By Andrew Scurria
The clock is ticking for J.C. Penney Co., which is racing to settle with creditors quickly enough to convince them it can once again make money selling clothing, cosmetics and cookware to another generation of Americans.
After filing for chapter 11 protection Friday, Penney appeared on Saturday in the U.S. Bankruptcy Court in Corpus Christi, Texas, where the department-store chain hopes to slash its debt, spin off a real-estate division and position itself to welcome back shoppers as many states loosen their stay-at-home restrictions.
The longer Penney stays mired in bankruptcy, the less likely it will emerge from chapter 11 as a continuing business, according to lawyers representing the company and its lenders. Retailers and supermarkets that file for bankruptcy are more likely than other types of companies to simply liquidate rather than restructure as viable businesses.
Penney has taken steps to avoid that fate, negotiating for as much as $900 million in bankruptcy financing to keep itself afloat and setting an aggressive restructuring timetable, the company's bankruptcy lawyer Joshua Sussberg said at the hearing. Half of the proposed financing, which requires court approval, would provide fresh capital, while the other half pays down existing debt.
"This company needs to move incredibly quickly through this restructuring," Mr. Sussberg said. "If we don't, the results could be disastrous."
Judge David Jones, who is overseeing the bankruptcy, said he was concerned the timetable wasn't quick enough and asked to "keep everyone's eyes focused on saving the business."
Government restrictions meant to slow the spread of coronavirus have choked off Penney's revenues, accelerating a long decline marked by the company's missteps as shoppers' habits changed. It is the largest in a parade of retailers to seek protection from creditors during the coronavirus pandemic, joining Neiman Marcus Group Ltd., J.Crew Group Inc. and Stage Stores Inc. in filing for bankruptcy this month.

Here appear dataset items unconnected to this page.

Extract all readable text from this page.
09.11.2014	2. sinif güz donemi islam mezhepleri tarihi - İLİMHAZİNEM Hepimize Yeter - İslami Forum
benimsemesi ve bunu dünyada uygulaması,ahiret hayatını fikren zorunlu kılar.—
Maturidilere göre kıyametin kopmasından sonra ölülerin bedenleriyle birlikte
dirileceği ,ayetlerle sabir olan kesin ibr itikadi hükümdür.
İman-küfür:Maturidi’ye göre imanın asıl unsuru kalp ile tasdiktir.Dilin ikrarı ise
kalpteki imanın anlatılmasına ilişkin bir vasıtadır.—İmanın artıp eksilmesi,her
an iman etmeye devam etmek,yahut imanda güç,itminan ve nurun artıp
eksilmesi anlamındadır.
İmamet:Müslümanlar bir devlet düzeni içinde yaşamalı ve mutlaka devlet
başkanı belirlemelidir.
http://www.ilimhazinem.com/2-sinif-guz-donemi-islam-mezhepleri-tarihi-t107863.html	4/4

Penney wants to spin off its real-estate holdings into a public trust, separate from the retail operations, Mr. Sussberg said. The company hasn't said how many of its nearly 850 department stores will close during the chapter 11 process, or how many of the 85,000 rank-and-file employees could lose their jobs.
A reorganization that preserves Penney's core business will maximize the company's value, said Dennis Dunne, a lawyer for some of the company's senior lenders. Penney's sales, which totaled $10.7 billion in the most recent fiscal year, have fallen each year since 2015, and the company hasn't made an annual profit in nearly a decade. Mr. Sussberg said Penney would also market its business to potential buyers.
Saving a retail chain with a business model in decline is difficult, even under normal economic conditions. Retailers have difficulty shrinking themselves back to health and are more likely than other types of companies to be dismantled through bankruptcy. To emerge from chapter 11, creditors have to be convinced the business is a worthwhile investment, worth more alive than dead.
While bankruptcy laws are designed to turn around indebted companies, nearly half of the more than 50 retailers and supermarkets that have filed for chapter 11 over the past 15 years closed all their stores and went out of business for good, according to Fitch Ratings research. They include Toys "R" Us Inc. and Barneys New York Inc., which both filed for chapter 11 hoping to reorganize but wound up in liquidation.
Roughly 70% of Penney's first-lien lenders have signed on to support a restructuring framework that would hand them a controlling stake in the company, subject to court approval. Their lawyer, Mr. Dunne, said they "committed real capital to provide the company with some breathing room."
Top lenders to the company include H/2 Capital Partners LLC, Sixth Street Partners and the credit-investing arms of KKR & Co. and Ares Management Corp.
Other creditors aren't on board. Kris Hansen, a lawyer for a group of dissident creditors, said his clients were shut out of negotiations and criticized the company for paying out $10 million in retention bonuses to top executives, a $45 million financing fee to lenders and $17 million in loan interest in the week before filing for bankruptcy.
With nonessential shopping nationwide still largely shut down, the company said it has opened seven stores for curbside service and 41 stores for full operation.